People sometimes
ask what is my favorite age for The Sole Heir™. My answer is always the same:
whatever age she is now. It’s been a treat to watch her grow and evolve. I miss
the little girl all the time, but I always look forward to talking with the
young woman she’s become, and I can’t wait to see what’s next with her.
Based on that it
probably isn’t a great leap to deduce I’m not someone who dwells in the past.
Hell, I barely dwell in the present. Any dwelling I do in either place stems in
large part from an evening twelve years ago at Famous Dave’s, where I met the
woman who was not yet even The Beloved Spousal Equivalent. Then she was just
Corky.
Within a few months
we’d gotten apartments in the same complex, hers fifty yards up the way from
mine. (“The Annex.”) A couple of years later we moved into Castle Schadenfreude
together.
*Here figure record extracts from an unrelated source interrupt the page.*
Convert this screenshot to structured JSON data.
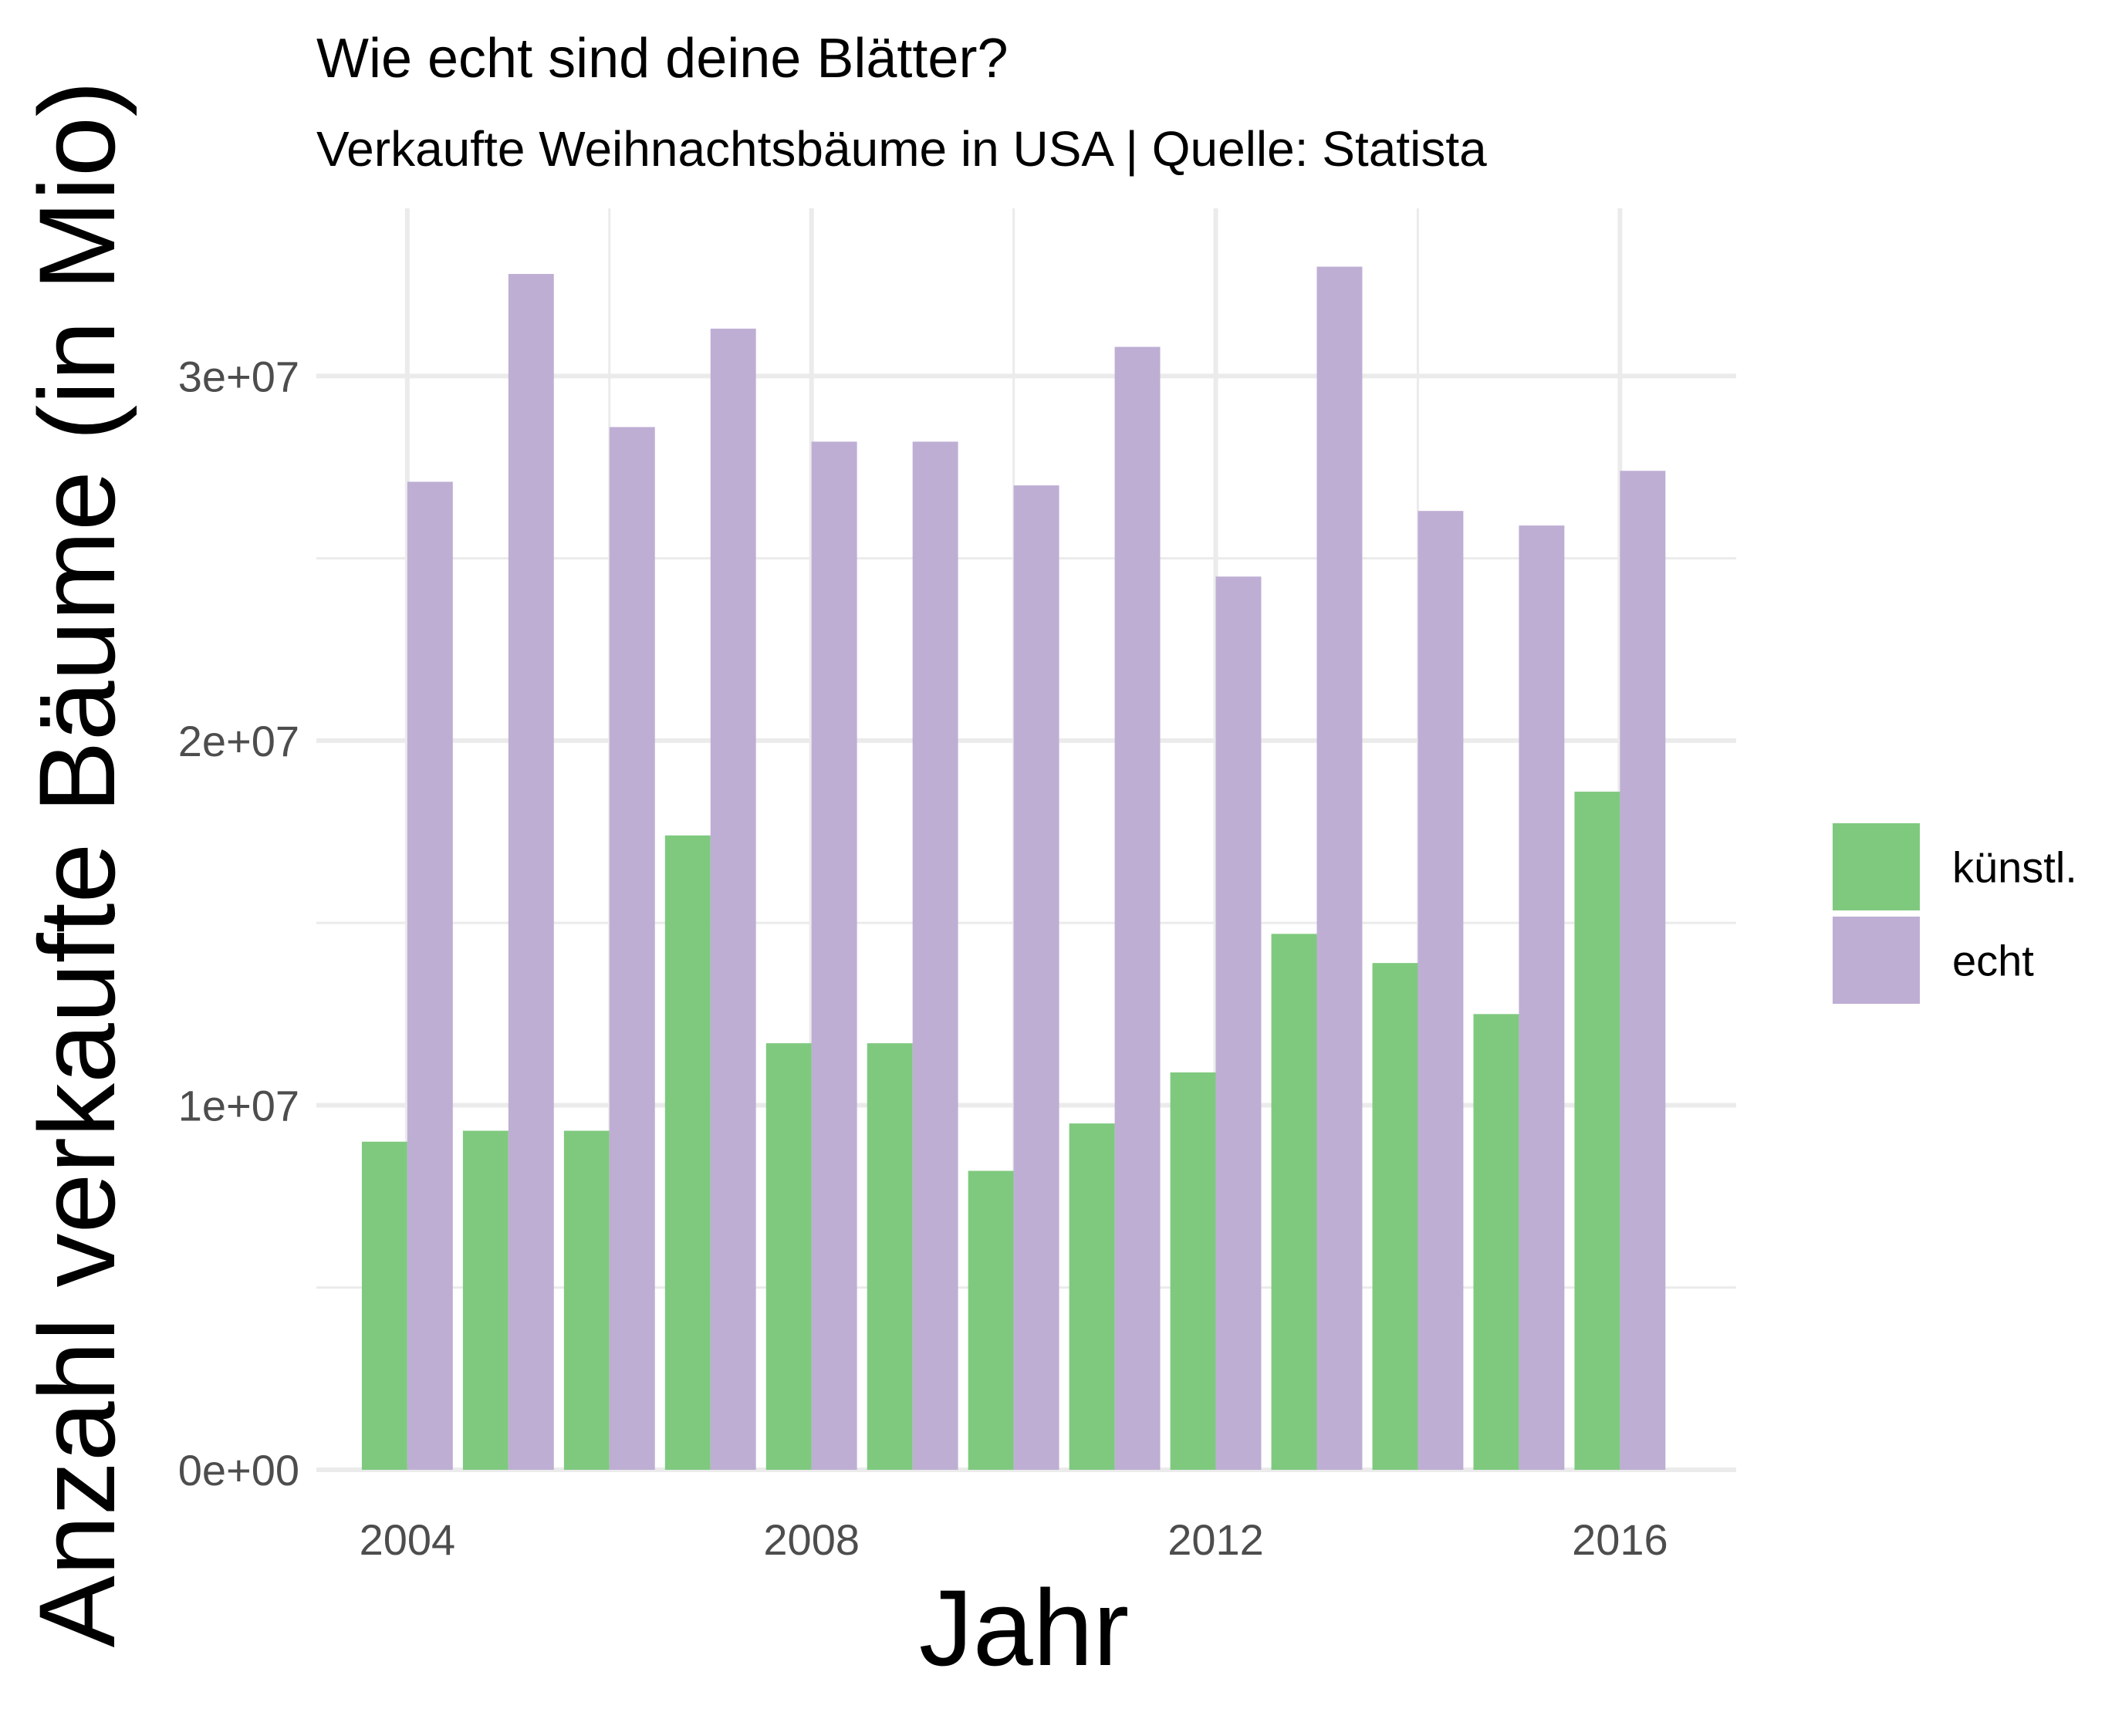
{
  "chart_data": {
    "type": "bar",
    "title": "Wie echt sind deine Blätter?",
    "subtitle": "Verkaufte Weihnachtsbäume in USA | Quelle: Statista",
    "xlabel": "Jahr",
    "ylabel": "Anzahl verkaufte Bäume (in Mio)",
    "x": [
      2004,
      2005,
      2006,
      2007,
      2008,
      2009,
      2010,
      2011,
      2012,
      2013,
      2014,
      2015,
      2016
    ],
    "series": [
      {
        "name": "künstl.",
        "color": "#7fc97f",
        "values": [
          9000000,
          9300000,
          9300000,
          17400000,
          11700000,
          11700000,
          8200000,
          9500000,
          10900000,
          14700000,
          13900000,
          12500000,
          18600000
        ]
      },
      {
        "name": "echt",
        "color": "#beaed4",
        "values": [
          27100000,
          32800000,
          28600000,
          31300000,
          28200000,
          28200000,
          27000000,
          30800000,
          24500000,
          33000000,
          26300000,
          25900000,
          27400000
        ]
      }
    ],
    "xlim": [
      2003.1,
      2017.15
    ],
    "ylim": [
      0,
      34600000
    ],
    "x_ticks": [
      2004,
      2008,
      2012,
      2016
    ],
    "x_tick_labels": [
      "2004",
      "2008",
      "2012",
      "2016"
    ],
    "y_ticks": [
      0,
      10000000,
      20000000,
      30000000
    ],
    "y_tick_labels": [
      "0e+00",
      "1e+07",
      "2e+07",
      "3e+07"
    ],
    "grid": true,
    "legend_position": "right"
  }
}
A few years after that we surprised everyone with a wedding right
there in the
Castle. Okay, we didn’t surprise everyone; we knew. The officiant knew. No one else. My parents were
visiting for Thanksgiving; The Sole Heir was off school. We connived to get
them all to the house at the same time and Heather just sort of dropped in,
dressed in medieval attire. We wrote or own vows, largely based on Monty Python and the Holy Grail. (Have
no doubts. We are married, in the full and legally binding sense.) For wedding
guests we had heads on sticks: my brother’s family, their dog, and a couple of
close friends.
(Some took the lack
of an invitation personal and made their displeasure known.)
The past twelve
years have been, without question, the happiest time of my life. I’ve grown up
a lot and learned a lot. The most important thing I learned was a successful
relationship is based less on two people who want to please each other than it
is on two people who do please each
other; it comes naturally. The Beloved Spouse and I spend too much time in
relatively close proximity—she’s retired and I work from home—to worry about
who might be stepping on whose toes. All we can really do is be ourselves and hope
the other person is good with it. Looks forward to it, even. So far, so good.
We don’t have
grandiose plans or memories. This year we’re looking forward to going to
writers’ conferences in New Orleans and Columbia, Maryland. A car trip to see
my brother’s family in Colorado via Yellowstone. No plane trips. No cruises. No
expensive dinners. Time spent doing things we like to do, with each other, but
also things we’d probably do if the other person weren’t there.
Our best memories
are like that, too. Lying in bed trading lines from Blazing Saddles. Easing elements of Deadwood, The Big Lebowski, and Get
Shorty into everyday conversations. Penguins hockey games. Working on books
together. Her showing me the cards she’s working on while I mention some
unusual or entertaining occurrence in either the Pirates game or one of my own
cards and dice affairs. Laughing as we fall asleep and as soon as we wake up.
Expending no more effort at it than in tying a shoe.
In retrospect, I’m
glad I was pushing 50 when we met. I needed the time to grow into someone who
can properly appreciate her.
Happy anniversary
to the Beloved Spouse.
Many felicitations to you both, Dana. I wish you a long and happy life together.